London Uni students staging Whitechapel demo after occupying Cass arts campus
PUBLISHED: 12:28 10 December 2015 | UPDATED: 12:36 10 December 2015
Lond Met Uni PR
Students are starting a protest to stop their university selling off their Aldgate arts campus building at Whitechapel in East London.
They are starting their demonstration outside the London University’s Central House in Whitechapel High Street at 1pm
Part of the Cass arts campus at Central House has been occupied since 9pm last night in a campaign to get the centre taken off the property market.
The university wants to amalgamate the Cass arts school along with its Moorgate business school into its main Holloway campus in north London.
But there isn’t enough room at Holloway for all the courses, the students’ union says.
Courses are bound to be axed and student places cut, they fear.
So they are demonstrating while waiting for the university to respond to their demands.
“We are overwhelmed with support we received last night,” student Barbara Ntumy, one of the occupiers who has since left, told the East London Advertiser today.
“Our most pressing demand is that they take Central House off the market now.
“Selling off Central House to luxury property developers or the banking industry would be a disgrace.
“There isn’t nearly enough room to house all the courses taught here to switch to Holloway. “Shrinking London Met to one campus will mean course cuts, job losses and a cut to student places.”
Today’s demo has been called by , London Met UCU Secretary Mark Campbell with London Met Unison.
The university sent a letter to the unions last night, but didn’t respond to their demands to halt the sale.
“The university once again finds itself at the sharp end of the government’s cuts agenda,” Barbara Ntumy added.
“Shamefully it’s being a ‘cheerleader’ for brutal, excessive cuts, rather than stand up for students and staff and make the case for adequate funding.”
The sale of the Cass building has also been condemned by Mayor of Tower Hamlets John Biggs, who fears the closure would be “devastating” for students from East London.
He was in talks last month with the university’s vice chancellor in a last-ditch bid to stop the closure.

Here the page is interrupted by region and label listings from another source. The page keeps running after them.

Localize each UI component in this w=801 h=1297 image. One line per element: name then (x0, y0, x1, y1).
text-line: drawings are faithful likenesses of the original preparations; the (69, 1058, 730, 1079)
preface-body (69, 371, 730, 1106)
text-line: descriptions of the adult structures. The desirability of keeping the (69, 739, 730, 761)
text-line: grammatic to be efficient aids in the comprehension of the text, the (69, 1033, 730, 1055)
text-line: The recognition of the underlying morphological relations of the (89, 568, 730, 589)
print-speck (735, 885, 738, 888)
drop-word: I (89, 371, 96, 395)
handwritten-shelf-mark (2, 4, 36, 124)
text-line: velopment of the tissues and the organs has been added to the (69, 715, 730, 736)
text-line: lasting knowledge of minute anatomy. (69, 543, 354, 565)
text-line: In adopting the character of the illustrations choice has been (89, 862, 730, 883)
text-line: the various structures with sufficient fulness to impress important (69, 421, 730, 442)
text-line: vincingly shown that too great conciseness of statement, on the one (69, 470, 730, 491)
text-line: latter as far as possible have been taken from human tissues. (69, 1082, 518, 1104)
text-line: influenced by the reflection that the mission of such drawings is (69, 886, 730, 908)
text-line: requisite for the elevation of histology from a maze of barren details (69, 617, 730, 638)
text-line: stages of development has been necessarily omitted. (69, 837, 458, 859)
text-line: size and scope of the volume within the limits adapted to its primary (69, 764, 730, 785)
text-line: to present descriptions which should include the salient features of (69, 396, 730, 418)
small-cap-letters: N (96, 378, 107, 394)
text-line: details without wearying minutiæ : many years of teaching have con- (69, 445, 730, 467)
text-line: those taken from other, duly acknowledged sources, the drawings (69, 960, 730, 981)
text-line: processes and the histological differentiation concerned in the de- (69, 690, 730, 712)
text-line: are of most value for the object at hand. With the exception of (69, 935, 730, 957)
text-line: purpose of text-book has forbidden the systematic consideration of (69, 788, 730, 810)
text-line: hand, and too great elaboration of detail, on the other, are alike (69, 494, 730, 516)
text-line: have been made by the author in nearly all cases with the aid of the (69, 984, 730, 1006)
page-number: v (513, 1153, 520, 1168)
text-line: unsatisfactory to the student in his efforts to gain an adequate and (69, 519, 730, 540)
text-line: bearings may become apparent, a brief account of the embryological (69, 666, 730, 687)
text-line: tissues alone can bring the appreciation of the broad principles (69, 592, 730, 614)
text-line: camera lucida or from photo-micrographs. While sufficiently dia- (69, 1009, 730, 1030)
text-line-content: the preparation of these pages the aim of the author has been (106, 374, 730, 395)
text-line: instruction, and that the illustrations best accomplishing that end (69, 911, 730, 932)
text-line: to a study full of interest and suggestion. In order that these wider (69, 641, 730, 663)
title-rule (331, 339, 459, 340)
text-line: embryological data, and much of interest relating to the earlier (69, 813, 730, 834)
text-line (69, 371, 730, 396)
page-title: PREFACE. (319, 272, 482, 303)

He said at the time: “To put this valuable heritage at risk in order to address the university’s financial mismanagement is a tragedy. This decision threatens this proud institutional history and diminishes our community.”
The Cass centre through its predecessor institutions has deep roots in the East End and was ideally situated “at the heart of the vibrant cultural industry quarter of the City fringe”.
Sir John Cass Faculty’s student union officer Amanda Marillier feared the cuts would “undermine London Met’s role in promoting access to education for working-class and disadvantaged sections of society.”
But London Metropolitan vice chancellor Prof John Raftery defended the relocation announced two months ago when he said the move “will benefit our students and our staff who will have more opportunities to collaborate”.
The university, which had 34,000 students in its heyday, has been hit by financial crises since 2009 with ‘repayment’ demands by Whitehall of £36 million following allegations of mismanagement for over-estimating its student roll numbers when negotiating its government funding.
It responded by axing 550 posts, which led to walk-outs by lecturers bringing the campuses at Commercial Road and Central House in Whitechapel High Street to a standstill, along with the Moorgate and Holloway campuses.
The university was hit by more trouble in 2012 when the Home Office revoked its license for immigration status for a year after recruiting high fee-paying students from outside the EU at the expense of UK applicants.